2. Non-Finnish this disease is also an autosomal recessive disease, which occurs in children between 3 months and 3 years old, and occasionally at birth or within 3 months after birth. The pathological feature is glomerular diffuseness. Mesangial sclerosis or proliferative sclerosis, focal segmental sclerosis, cystic dilatation of the renal tubules, most prominent in the deep cortex, clinically most of these children present with nephrotic syndrome, and more rapidly progress to end-stage renal disease .

3. Drash syndrome Drash syndrome manifests as congenital nephrotic syndrome, complicated by Wilms tumor and/or male pseudohermaphroditism, other related lesions such as cataract, corneal opacity, small head, strabismus, nystagmus and eye distance Wide, the syndrome often appears in siblings.

4. Secondary congenital nephropathy secondary to CNS in addition to the clinical manifestations of nephropathy, often accompanied by clinical symptoms of some unique primary diseases, can be differentiated from the primary CNS, such as congenital syphilis patients, VDRL test Positive; such as Toxoplasma gondii, rubella, giant cells, hepatitis virus infection, and its antibody titer is elevated.

Differential diagnosis

1. Finnish and non-Finnish CNS can cause primary congenital nephrotic syndrome, except for Finnish congenital nephrotic syndrome, which can be caused by non-Finnish or diffuse mesangial sclerosis. No abnormalities, normal placenta size, although the onset can also be early in the neonatal period, but more than 3 months after birth, the disease entered the kidney function earlier, died of uremia, pathological early stage of mesangial sclerosis, The glomerular capillaries collapse, there is no cell proliferation; in the later stage, glomerular sclerosis and renal tubules, interstitial fibrosis, and occasionally caused by minimal lesions, pathological changes of focal segmental sclerosis, the adrenal cortex Hormone treatment effects are the same as older children.
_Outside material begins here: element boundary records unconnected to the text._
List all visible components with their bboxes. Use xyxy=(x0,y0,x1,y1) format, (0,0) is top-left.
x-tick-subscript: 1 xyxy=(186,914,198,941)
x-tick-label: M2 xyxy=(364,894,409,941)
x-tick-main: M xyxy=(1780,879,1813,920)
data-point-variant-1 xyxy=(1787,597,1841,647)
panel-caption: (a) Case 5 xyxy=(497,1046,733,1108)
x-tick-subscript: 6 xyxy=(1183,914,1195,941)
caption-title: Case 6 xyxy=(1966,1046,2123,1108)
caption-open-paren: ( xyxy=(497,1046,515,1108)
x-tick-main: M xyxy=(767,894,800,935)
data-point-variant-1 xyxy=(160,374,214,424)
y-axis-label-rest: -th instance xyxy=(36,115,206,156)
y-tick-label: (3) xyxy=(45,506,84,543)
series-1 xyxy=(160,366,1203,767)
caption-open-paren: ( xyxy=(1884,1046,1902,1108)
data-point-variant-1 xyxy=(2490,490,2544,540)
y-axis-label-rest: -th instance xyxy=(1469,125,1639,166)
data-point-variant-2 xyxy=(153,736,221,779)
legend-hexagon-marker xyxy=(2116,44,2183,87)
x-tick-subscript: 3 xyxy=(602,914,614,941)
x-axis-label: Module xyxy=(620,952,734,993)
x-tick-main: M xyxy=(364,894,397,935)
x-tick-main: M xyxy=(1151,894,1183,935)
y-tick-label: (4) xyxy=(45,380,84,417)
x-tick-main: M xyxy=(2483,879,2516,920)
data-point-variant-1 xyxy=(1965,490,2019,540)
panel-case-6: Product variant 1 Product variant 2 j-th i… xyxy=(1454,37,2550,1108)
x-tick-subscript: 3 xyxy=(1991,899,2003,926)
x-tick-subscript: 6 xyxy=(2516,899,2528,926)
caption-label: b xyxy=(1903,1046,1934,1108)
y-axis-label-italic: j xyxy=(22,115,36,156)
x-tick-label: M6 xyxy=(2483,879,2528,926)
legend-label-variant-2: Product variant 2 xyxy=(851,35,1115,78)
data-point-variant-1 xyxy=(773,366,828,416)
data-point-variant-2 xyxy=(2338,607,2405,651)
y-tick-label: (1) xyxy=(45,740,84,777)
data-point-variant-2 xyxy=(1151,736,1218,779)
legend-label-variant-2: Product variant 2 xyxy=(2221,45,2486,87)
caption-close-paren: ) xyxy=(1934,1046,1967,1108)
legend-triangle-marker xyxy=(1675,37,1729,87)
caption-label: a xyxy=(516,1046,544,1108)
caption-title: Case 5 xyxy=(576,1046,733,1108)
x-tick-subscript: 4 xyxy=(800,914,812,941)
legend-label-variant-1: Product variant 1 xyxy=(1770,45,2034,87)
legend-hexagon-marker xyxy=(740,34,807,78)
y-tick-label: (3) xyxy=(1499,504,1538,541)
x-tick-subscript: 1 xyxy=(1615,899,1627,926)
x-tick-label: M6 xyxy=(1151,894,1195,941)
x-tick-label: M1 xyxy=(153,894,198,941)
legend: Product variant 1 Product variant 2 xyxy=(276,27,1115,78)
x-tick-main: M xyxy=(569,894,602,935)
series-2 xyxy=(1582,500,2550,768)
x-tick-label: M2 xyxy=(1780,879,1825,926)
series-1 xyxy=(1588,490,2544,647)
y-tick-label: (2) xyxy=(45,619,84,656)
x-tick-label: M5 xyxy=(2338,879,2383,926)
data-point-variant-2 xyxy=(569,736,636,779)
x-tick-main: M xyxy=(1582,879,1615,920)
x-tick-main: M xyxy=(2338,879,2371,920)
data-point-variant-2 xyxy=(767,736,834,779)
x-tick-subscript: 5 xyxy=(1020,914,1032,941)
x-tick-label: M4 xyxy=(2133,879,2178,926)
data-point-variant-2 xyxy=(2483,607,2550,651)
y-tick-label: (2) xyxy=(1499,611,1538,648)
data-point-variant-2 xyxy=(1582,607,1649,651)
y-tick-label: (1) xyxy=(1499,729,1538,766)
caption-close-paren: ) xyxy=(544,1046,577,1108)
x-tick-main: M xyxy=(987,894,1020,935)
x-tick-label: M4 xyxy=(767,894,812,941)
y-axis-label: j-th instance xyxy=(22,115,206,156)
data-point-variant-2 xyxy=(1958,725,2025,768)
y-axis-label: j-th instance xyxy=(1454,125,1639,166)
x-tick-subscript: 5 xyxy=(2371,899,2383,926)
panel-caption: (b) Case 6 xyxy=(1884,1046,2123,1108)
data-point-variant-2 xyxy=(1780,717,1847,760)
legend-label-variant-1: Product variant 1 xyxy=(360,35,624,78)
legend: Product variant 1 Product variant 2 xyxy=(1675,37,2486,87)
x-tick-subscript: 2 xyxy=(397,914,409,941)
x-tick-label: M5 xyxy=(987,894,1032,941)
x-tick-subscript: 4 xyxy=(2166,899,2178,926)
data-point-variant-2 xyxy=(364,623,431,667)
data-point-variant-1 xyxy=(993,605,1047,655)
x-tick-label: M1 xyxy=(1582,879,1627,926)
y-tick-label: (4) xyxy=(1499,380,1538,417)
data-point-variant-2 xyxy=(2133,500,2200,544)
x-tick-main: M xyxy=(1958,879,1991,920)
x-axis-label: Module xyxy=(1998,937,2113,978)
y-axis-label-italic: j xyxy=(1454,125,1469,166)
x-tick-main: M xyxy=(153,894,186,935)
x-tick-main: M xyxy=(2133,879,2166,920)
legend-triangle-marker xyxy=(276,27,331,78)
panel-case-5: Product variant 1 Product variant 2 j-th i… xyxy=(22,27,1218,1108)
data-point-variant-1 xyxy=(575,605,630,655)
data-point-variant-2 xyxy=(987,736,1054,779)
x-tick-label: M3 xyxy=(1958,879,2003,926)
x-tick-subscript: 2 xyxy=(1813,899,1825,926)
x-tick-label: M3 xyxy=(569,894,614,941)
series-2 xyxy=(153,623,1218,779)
2. Inherited nephrotic syndrome and secondary identification of secondary CNS due to the treatment of primary disease (such as secondary treatment of syphilis) can be expected to relieve kidney disease, combined with secondary disease caused by the primary disease itself Clinical and laboratory performance, more can be clearly diagnosed, small infants have unexplained nephrotic syndrome with external genital abnormalities, should consider Drash syndrome, this sign Drash 1970 report, manifested as renal embryonal tumor (Wilms tumor), male Pseudosexual malformation and kidney involvement (which may be manifested as nephrotic syndrome); some cases have only two manifestations, and the renal pathology is diffuse mesangial sclerosis and tubular atrophy, which is lesioned in the kidney. The glomerulus of the cortical surface layer is heavier than the near medulla.